Кабинет, просторный, устланный толстым бухарским ковром, обтянутый голубым атласом, увешанный картинами в золотых рамах и обставленный палисандровой мебелью, освещался двумя многосвечовыми настольными шандалами.
— Что, господа, нужна какая-нибудь помощь? — спросил доктор.
— Нет, я хотел показать князю нашу типографию, — сказал Куприянов.
— Только и всего? Ладно, спустимся в лечебницу, посмотрим. Петр Алексеевич, вы знаете, что приезжала ваша родственница?
— Соня Лаврова? Вы ее видели?
— Да, была у меня. Хотела встретиться с вами, но ждать не стала. Уехала земской акушеркой в губернию.
— В какую?
— Не изволила доложить. Я расспрашивать не стал. Кто ее знает, может быть, скрывается, зачем мне допытываться.
— Но она не ослушалась указа, вернулась, скрываться нет причины. Почему же вам не сказала, куда едет?
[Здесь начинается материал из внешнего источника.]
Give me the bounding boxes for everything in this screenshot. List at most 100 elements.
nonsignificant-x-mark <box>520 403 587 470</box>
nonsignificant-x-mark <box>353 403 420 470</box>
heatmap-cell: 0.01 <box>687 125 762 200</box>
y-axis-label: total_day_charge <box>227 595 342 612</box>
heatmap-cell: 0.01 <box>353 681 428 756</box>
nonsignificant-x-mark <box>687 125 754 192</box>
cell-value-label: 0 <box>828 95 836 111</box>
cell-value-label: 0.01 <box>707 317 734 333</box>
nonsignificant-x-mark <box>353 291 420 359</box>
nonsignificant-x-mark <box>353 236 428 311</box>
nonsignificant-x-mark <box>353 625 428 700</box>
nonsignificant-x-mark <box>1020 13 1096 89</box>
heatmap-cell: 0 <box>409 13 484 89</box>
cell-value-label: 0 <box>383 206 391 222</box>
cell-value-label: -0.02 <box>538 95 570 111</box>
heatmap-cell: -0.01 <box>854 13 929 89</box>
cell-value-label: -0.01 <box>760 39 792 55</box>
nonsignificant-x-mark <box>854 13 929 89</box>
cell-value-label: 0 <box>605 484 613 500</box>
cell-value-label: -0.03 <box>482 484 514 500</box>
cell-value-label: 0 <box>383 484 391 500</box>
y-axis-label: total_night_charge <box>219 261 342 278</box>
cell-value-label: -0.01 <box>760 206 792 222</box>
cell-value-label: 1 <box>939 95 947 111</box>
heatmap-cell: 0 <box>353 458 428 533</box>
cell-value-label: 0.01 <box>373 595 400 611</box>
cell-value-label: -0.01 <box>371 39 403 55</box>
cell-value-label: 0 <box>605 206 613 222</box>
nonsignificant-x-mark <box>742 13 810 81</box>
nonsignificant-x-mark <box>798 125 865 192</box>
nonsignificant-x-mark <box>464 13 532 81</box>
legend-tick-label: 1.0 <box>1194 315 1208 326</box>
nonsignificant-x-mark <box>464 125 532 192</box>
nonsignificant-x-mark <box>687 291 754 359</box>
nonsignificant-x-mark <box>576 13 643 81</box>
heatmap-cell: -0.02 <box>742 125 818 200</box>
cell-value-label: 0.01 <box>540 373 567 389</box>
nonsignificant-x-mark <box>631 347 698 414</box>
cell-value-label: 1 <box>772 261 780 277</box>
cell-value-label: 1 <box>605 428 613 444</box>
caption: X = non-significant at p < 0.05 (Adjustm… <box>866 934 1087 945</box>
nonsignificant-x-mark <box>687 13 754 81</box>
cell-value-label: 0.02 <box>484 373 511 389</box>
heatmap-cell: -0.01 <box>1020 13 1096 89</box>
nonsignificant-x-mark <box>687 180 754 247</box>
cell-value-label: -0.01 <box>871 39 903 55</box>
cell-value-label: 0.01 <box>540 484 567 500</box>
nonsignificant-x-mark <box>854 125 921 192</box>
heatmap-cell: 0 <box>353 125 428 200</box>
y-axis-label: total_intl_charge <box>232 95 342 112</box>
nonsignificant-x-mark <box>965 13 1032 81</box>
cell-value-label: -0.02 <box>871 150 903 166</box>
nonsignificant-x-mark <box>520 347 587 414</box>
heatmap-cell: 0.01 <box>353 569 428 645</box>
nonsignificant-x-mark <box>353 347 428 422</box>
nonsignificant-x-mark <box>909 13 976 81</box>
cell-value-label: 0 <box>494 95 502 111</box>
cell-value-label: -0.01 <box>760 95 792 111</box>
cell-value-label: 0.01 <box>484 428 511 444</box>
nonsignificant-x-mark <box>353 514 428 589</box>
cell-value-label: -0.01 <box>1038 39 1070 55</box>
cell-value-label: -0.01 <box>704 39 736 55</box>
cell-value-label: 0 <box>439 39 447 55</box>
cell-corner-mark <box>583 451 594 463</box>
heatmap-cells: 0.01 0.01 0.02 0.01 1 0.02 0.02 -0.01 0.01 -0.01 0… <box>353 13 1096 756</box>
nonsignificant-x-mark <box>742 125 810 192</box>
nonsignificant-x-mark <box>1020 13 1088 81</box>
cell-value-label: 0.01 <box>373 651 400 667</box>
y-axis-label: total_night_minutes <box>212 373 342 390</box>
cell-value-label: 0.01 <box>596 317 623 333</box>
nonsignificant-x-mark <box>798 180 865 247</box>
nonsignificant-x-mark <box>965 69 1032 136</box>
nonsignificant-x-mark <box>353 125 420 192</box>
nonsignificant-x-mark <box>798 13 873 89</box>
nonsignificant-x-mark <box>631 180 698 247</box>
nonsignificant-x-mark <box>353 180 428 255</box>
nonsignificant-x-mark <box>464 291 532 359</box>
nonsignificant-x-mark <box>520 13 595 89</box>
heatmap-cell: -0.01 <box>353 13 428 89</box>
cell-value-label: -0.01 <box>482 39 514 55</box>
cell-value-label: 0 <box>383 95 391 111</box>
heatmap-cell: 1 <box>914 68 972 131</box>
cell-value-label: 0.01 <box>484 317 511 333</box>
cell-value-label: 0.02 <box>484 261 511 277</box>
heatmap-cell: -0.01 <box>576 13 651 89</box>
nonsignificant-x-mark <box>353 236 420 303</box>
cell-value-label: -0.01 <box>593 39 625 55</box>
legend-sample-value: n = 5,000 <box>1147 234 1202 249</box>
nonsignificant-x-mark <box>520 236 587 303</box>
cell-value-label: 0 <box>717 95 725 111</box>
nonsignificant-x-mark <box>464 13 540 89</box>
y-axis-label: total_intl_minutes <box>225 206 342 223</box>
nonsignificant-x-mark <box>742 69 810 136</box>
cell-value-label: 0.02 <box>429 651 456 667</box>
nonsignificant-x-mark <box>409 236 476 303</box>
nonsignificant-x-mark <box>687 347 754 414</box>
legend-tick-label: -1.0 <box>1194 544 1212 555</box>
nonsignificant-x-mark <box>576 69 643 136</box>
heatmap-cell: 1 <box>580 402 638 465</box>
— Не знаю, батенька. Обоснуется — известит… Каковы ваши дела, господа социалисты? Подвинулись хоть на шаг к революции?
— Революция еще далеко, — сказал Кропоткин. — Измерить, на сколько шагов к ней приближаемся, невозможно.
— И все-таки она с каждым днем приближается.
— Я никак не пойму вас, Орест Эдуардович, — сказал Куприянов. — Знаете, что революция неизбежна, помогаете почти всем петербургским кружкам, а вступить в какой-нибудь не хотите. Петр Алексеевич вот вступил, а ведь князь, мог бы жить в свое удовольствие.
— Как я? — улыбнулся доктор. — Значит, обвиняете?
— Да нет…
— Обвиняете, обвиняете, — перебил Веймар, посмеиваясь. — Не рано ли? Свергните существующий строй, тогда уж расправляйтесь с богачами. Тогда пожалуйста, реквизируйте мой дом, располагайтесь, устраивайте в нем народное правительство, Меня-то, надеюсь, пощадите? Нет, не пощадите, наверное. Якобинцы даже Лавуазье гильотинировали, а что за ценность какой-то доктор-ортопедист?
— Орест Эдуардович, будущая революция не якобинская, и вы не налоговый откупщик. Своим трудом живете.
— Как своим? Я живу народным трудом, превращенным в деньги. Правда, беру их из рук состоятельных людей. Мужиков не обираю. Может быть, хоть это зачтется мне в оправдание? — Веймар вдруг задумался, сжав в горсть бороду. — Почему я не вступаю в революционную организацию? — сказал он серьезно. — Не хочу никому подчиняться. Ни отдельной личности, ни обществу.
— Но в нашем обществе никто никому не подчиняется, — сказал Куприянов. — Каждый в своих делах и поступках совершенно свободен. Мы можем только предлагать.
— Это теперь у вас так, пока вы не выросли в партию. Партия не сможет действовать успешно, если она не подчинит своей воле ее членов. А я не вынесу никакого подчинения. Стихийная натура. Что не хочу делать, к тому меня не приневолит никакая сила. Стрелять, например, меня никто не заставит.